The Bicycle Film Festival hits DC this weekend. It features movies touching all corners of bike geekitude including a first look at “The Cyclocross Meeting” to get you in the right frame of mind going into Sunday’s MAC finale at Reston. Take a looksee at the trailer and we will meet back here in two minutes and twenty-four seconds.
Now that you’ve watched that, watch this. Here’s the trailer for the festival. It’s good. The YouTube comments are even better. [You can click here to see them.] Lots of “hipsters on track bikes” talk. Isn’t that redundant?
In any event, the festival has more than that to offer. The full schedule of films and events is here. I spoke with BFF DC producer Chris Carraway to get the details. Chris races for NCVC and also authors the blog, Ride It Like You Stole It, where you can find even more BFF information and trailers.
What is the Bicycle Film Festival? How did it start? What is its mission?

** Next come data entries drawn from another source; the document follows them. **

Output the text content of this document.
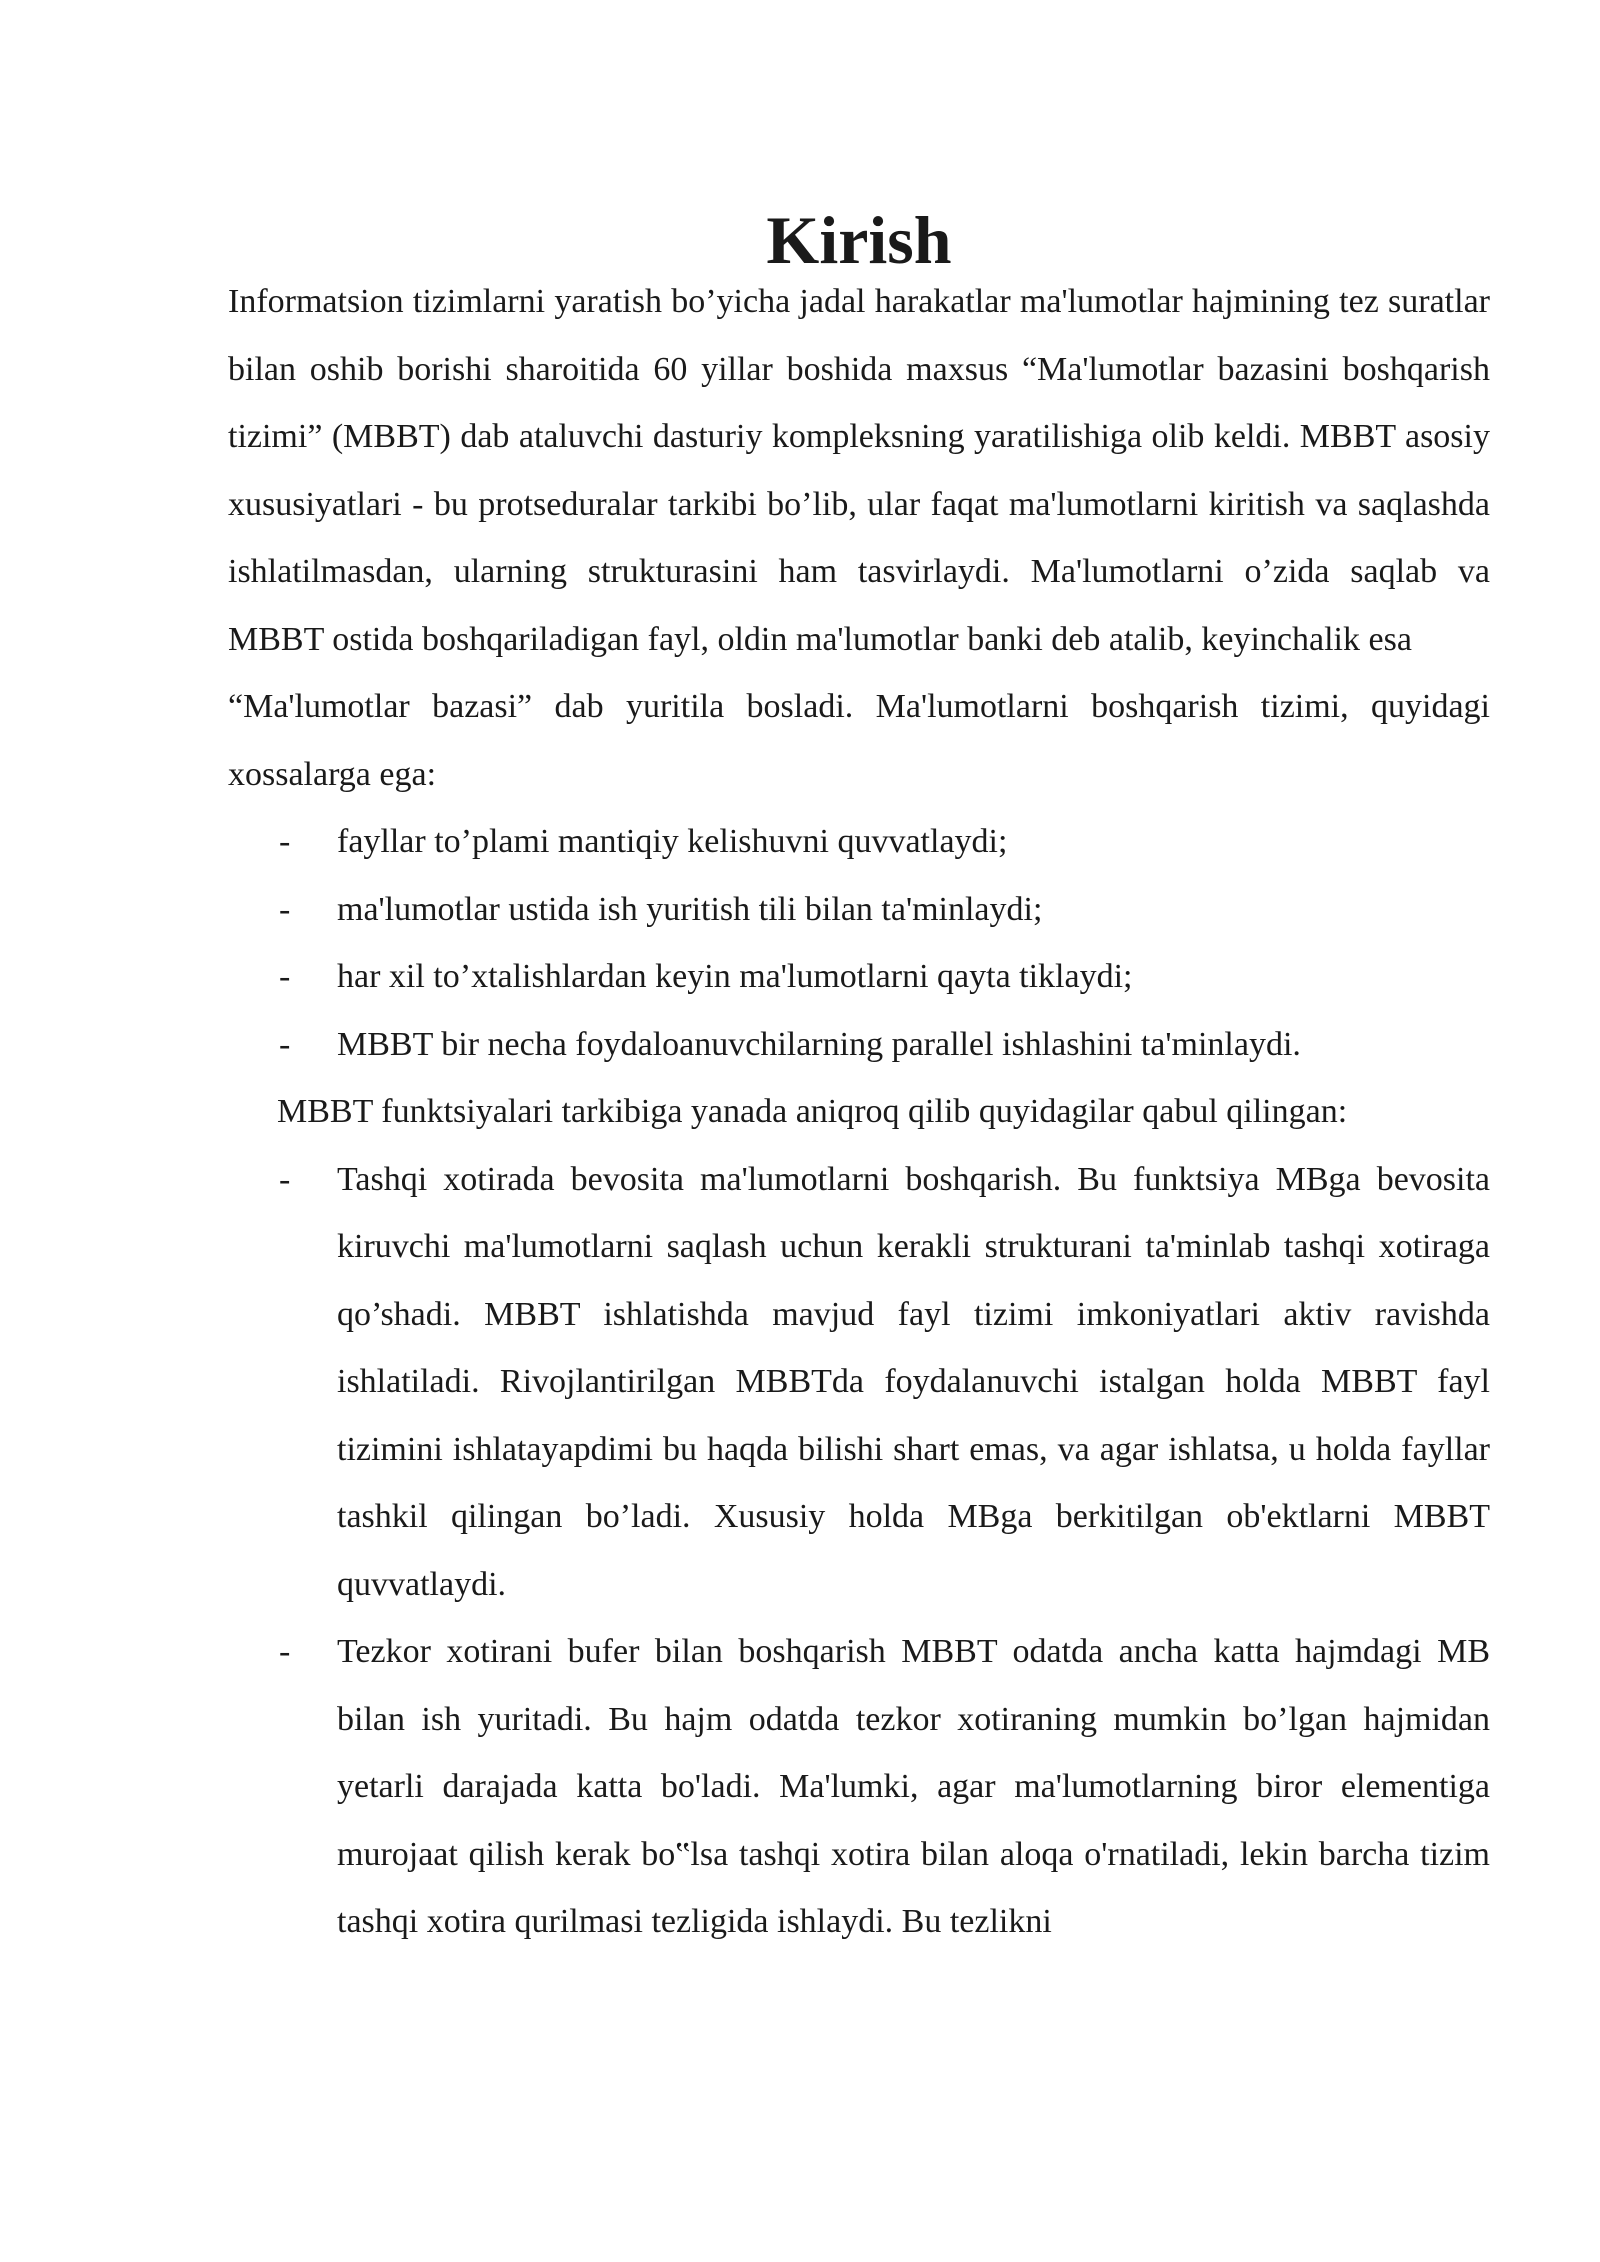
Kirish

Informatsion tizimlarni yaratish bo’yicha jadal harakatlar ma'lumotlar hajmining tez suratlar bilan oshib borishi sharoitida 60 yillar boshida maxsus “Ma'lumotlar bazasini boshqarish tizimi” (MBBT) dab ataluvchi dasturiy kompleksning yaratilishiga olib keldi. MBBT asosiy xususiyatlari - bu protseduralar tarkibi bo’lib, ular faqat ma'lumotlarni kiritish va saqlashda ishlatilmasdan, ularning strukturasini ham tasvirlaydi. Ma'lumotlarni o’zida saqlab va MBBT ostida boshqariladigan fayl, oldin ma'lumotlar banki deb atalib, keyinchalik esa

“Ma'lumotlar bazasi” dab yuritila bosladi. Ma'lumotlarni boshqarish tizimi, quyidagi xossalarga ega:

- fayllar to’plami mantiqiy kelishuvni quvvatlaydi;
- ma'lumotlar ustida ish yuritish tili bilan ta'minlaydi;
- har xil to’xtalishlardan keyin ma'lumotlarni qayta tiklaydi;
- MBBT bir necha foydaloanuvchilarning parallel ishlashini ta'minlaydi.

MBBT funktsiyalari tarkibiga yanada aniqroq qilib quyidagilar qabul qilingan:

- Tashqi xotirada bevosita ma'lumotlarni boshqarish. Bu funktsiya MBga bevosita kiruvchi ma'lumotlarni saqlash uchun kerakli strukturani ta'minlab tashqi xotiraga qo’shadi. MBBT ishlatishda mavjud fayl tizimi imkoniyatlari aktiv ravishda ishlatiladi. Rivojlantirilgan MBBTda foydalanuvchi istalgan holda MBBT fayl tizimini ishlatayapdimi bu haqda bilishi shart emas, va agar ishlatsa, u holda fayllar tashkil qilingan bo’ladi. Xususiy holda MBga berkitilgan ob'ektlarni MBBT quvvatlaydi.
- Tezkor xotirani bufer bilan boshqarish MBBT odatda ancha katta hajmdagi MB bilan ish yuritadi. Bu hajm odatda tezkor xotiraning mumkin bo’lgan hajmidan yetarli darajada katta bo'ladi. Ma'lumki, agar ma'lumotlarning biror elementiga murojaat qilish kerak bo‟lsa tashqi xotira bilan aloqa o'rnatiladi, lekin barcha tizim tashqi xotira qurilmasi tezligida ishlaydi. Bu tezlikni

Carraway: In 2001, Brendt Barbur, Founder and Director, was compelled to start the Bicycle Film Festival after being hit by a bus while riding his bike in New York City. Instead of being deterred by this experience, it inspired him to create a festival that celebrates the bicycle through music, art, and film. Now in its ninth year the festival is held in 39 cities worldwide. 250,000 people are expected to attend this year.
The Bicycle Film Festival celebrates the bicycle in all forms and styles. If you can name it—Tall Bike Jousting, Track Bikes, BMX, Alleycats, Critical Mass, Bike Polo, Road Cycling, Mountain Biking Recumbents—we’ve probably either ridden or screened it. What better way to celebrate these lifestyles than through art, film, music and performance?
This is the first year the BFF has come to DC and we’re all collectively saying “about time!” The screenings are Saturday at the Navy Memorial Theater which is located at 701 Pennsylvania Avenue NW Washington DC.
What is your affiliation with the BFF? How did you get involved?
Carraway: I’m the producer for the Washington DC Bicycle Film Festival. My friend who rode across the country with me was just named producer for Denver, and I decided to get involved and shot them an email asking if they needed any help for DC.
What film are you looking forward to seeing the most? What’s it about?
Carraway: This year is all about Brian Vernor, at least for me. In the past he’s done “Pure Sweet Hell”, the famous cyclocross film, and he has two films this year. We’re showing a sneak peak of “The Cyclocross Meeting”, which is about the emerging cyclocross scene in both the United States and Japan, and also includes footage of when Barry Wicks went over to Japan to race. Vernor’s second film, “Where Are You Go” captures the epic 7,000 mile journey from Cairo to Capetown along side the Tour d’Afrique.
I was also one of the many that couldn’t make it to the sold out showing of “Road to Roubaix” in Arlington and am also excited for it to come back to DC as well.
Where can people go to find out more information?
Carraway: The full schedule, info on buying advance tickets, and more info can be found here. You can also check out my own blog (roadthrash.blogspot.com) for probably way too much information on all that’s going on this week too.
Will people need to bring their own chair?
Carraway: The Navy Memorial Theater has very nice auditorium seating for 250 people. You won’t need to bring a chair, but I would recommend buying tickets online early. The BFF has a reputation of selling out, and ticket sales in DC have been nothing short of amazing!
What will you have for breakfast opening day of the BFF?
Carraway: Usually before the screening I like to eat oatmeal (vegan, of course) about 3 hours before doors open. Then I’ll have a banana or maybe some Hammer Gel for that last minute bump before screenings start. Watching films can be exhausting. As we all know recovery is very important, so afterwards I’ll probably drink some chocolate Almond milk.
Anything else I need to know about this event?
Carraway: Of course! Did I mention we’ll have free bicycle valet parking at the screenings on Saturday courtesy of WABA? What about the parties? You can’t have a festival without a party, or two.
Friday night we’re having an awesome kick-off party at Asylum (2471 18th St NW) starting at 9pm. We’ll have everything from drink specials, to DJs spinning classic punk records, to goldsprints. Don’t know what goldsprints are? Get on the rollers (with a fork mount), go all out for 250 to 500m against your friend, and have people yell at you in a bar. It’s like doing the run up at DCCX over and over again, maybe more or maybe less beer though. Winners get free passes to screenings!
Saturday night we’ll be riding from the fest to the Gibson (2009 14th Street NW) for our after party with even more drink specials and bikes. No amount of rest will prepare you for Capital Cross this late in the game anyways, so might as well start your “off season” a week early with a late night on Saturday.
We also have some really amazing local sponsors including Bicycle Stations, a new shop which recently opened that’s also hosting the Adventures for the Cure screening. In addition the National Capital Velo Club and Hefler Performance Coaching have also given the DC BFF amazing support. But this fest would not be able to happen if it weren’t for the amazing volunteers that have offered to help. When you come to the fest, please thank them for their help!